Friday, October 13, 2017

And the winner is ... the fruit fly?

In high school biology, I came across Drosophila in the textbook.  There was a dead fly between the pages ;)

No, seriously, it was in high school that I knew about how it was not the frog that we dissected but the Drosophila that was the favorite of the researchers.  For a very important reason--drosophila have a life cycle of two weeks.  A fortnight later, you have a new generation.  A month later, it is the grand kids buzzing around!

Which is why over the years Nobel Prizes have been awarded to science originating from fruit fly research, including the award this year.
Jeffrey Hall, Michael Rosbash and Michael Young – all based in the US – were awarded the Nobel prize in physiology or medicine for their work on the molecular mechanisms that control circadian rhythms – in other words, the 24-hour body clock that controls lives throughout the animal kingdom. Crucially, this work was done largely by experimenting on fruit flies.
Nor was this a first for drosophila research. At least five other groups have received Nobels for their work using fruit flies to unpick the secrets of human physiology and biology in general.
How fascinating, right?  Every day it is such awesomeness.
Today, scientists believe that about 75% of known human disease genes have a recognisable match in fruit flies. These include Down’s, Alzheimer’s, autism, diabetes and cancers of all types. “It’s almost as if they were designed to help scientists,” says geneticist Steve Jones.
Re-read that line:  “It’s almost as if they were designed to help scientists.”  More than anything else, you will need that at the end of this post, and to puke when you watch the embedded video of a know-it-all!

But, we now have a president who is smarter than the smartest.  He knows more than the scientists. More than the generals. The smartest human that ever lived.  So, ...
This year, President Trump proposed budget cuts of 22 percent for the National Institutes of Health and 11 percent for the National Science Foundation. These two institutes fund most basic biological research in the United States.
Exactly.  
The importance of government support for basic research goes well beyond understanding nature. Basic research leads to advances that can transform industry and technology. In biology, current revolutionary approaches to genome editing and cancer immunotherapy owe their existence to basic research.
To paraphrase Monty Python, other than all that, what has science ever done anything for us, right?

Fucking Republican anti-science idiots!


2 comments:

Ramesh said...

As always, multiple unrelated comments triggered by your post.

You knew in school that Drosophila was the favourite or researchers ??? You are a weird one :):):)

I wonder how the Nobel Committee decided between competing claimants for the prize. Research on circadian rhythms does not seem to me "as important" as say cancer research. Three of the other favourites were on various forms of research on cancer.

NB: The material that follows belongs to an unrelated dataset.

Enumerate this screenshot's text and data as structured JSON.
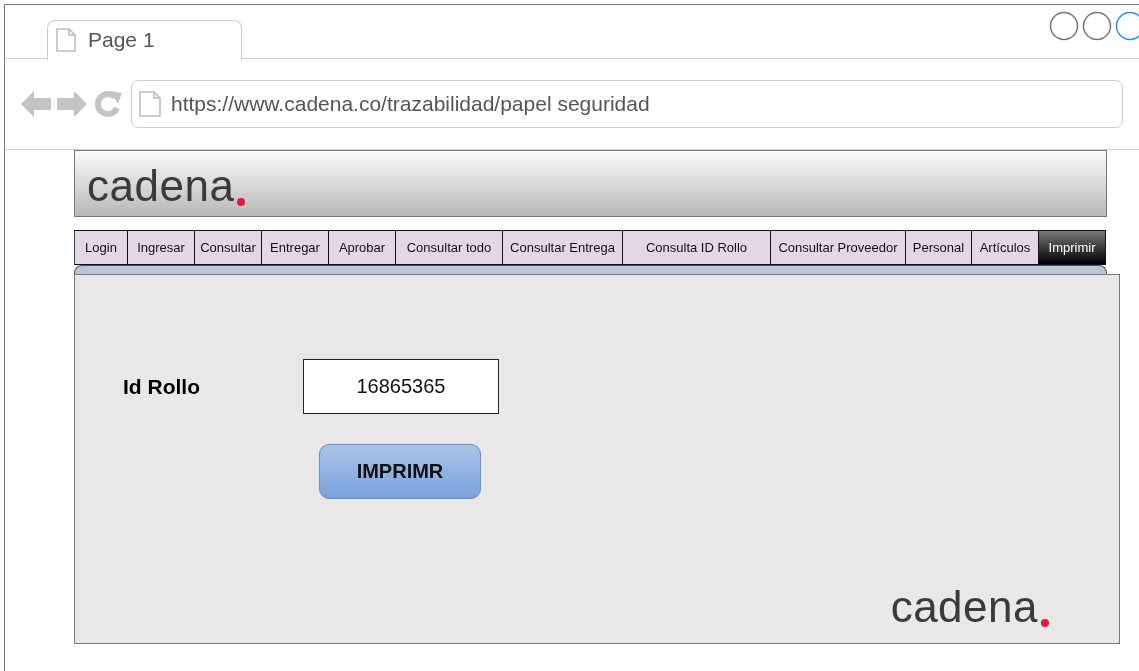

I know your leader and some of his followers are deficient of grey matter, but seriously, why cut any funding on science ?? The amount of money saved will not even pay for a weekend trip to Mar a lago. There is absolutely no value in cutting any expenditure in the US outside of Social Security, Medicare, Defence, Interest payments and Medicaid. Everything else is a rounding off error and simply not worth even the effort in cutting. If you want to cut, hit one or more the five above.

Yeah I know they want to make a grand point about smaller government and this is a politically easy thing to cut, and so that's why it has been happening.

Sriram Khé said...

"why cut any funding on science ??"
Because science is all fake news. Did you know that we never really wiped out small pox, and that millions in Texas die even now from small pox?

Yes, the GOP in particular makes huge noise about the budget's rounding off errors. The other day, in class discussions, yet another group of students were stunned by how little the US actually spends on foreign aid, compared to what they thought we spend on it. I then pulled up a chart on the federal budget expenditure, which showed the allocation across mandatory versus discretionary spending. And then the share of the military budget within the discretionary spending.
The funding for science is not even a rounding off error. It is not even worth the time that we spend discussing it. Yet, that's how the GOP has always worked. Shame on them!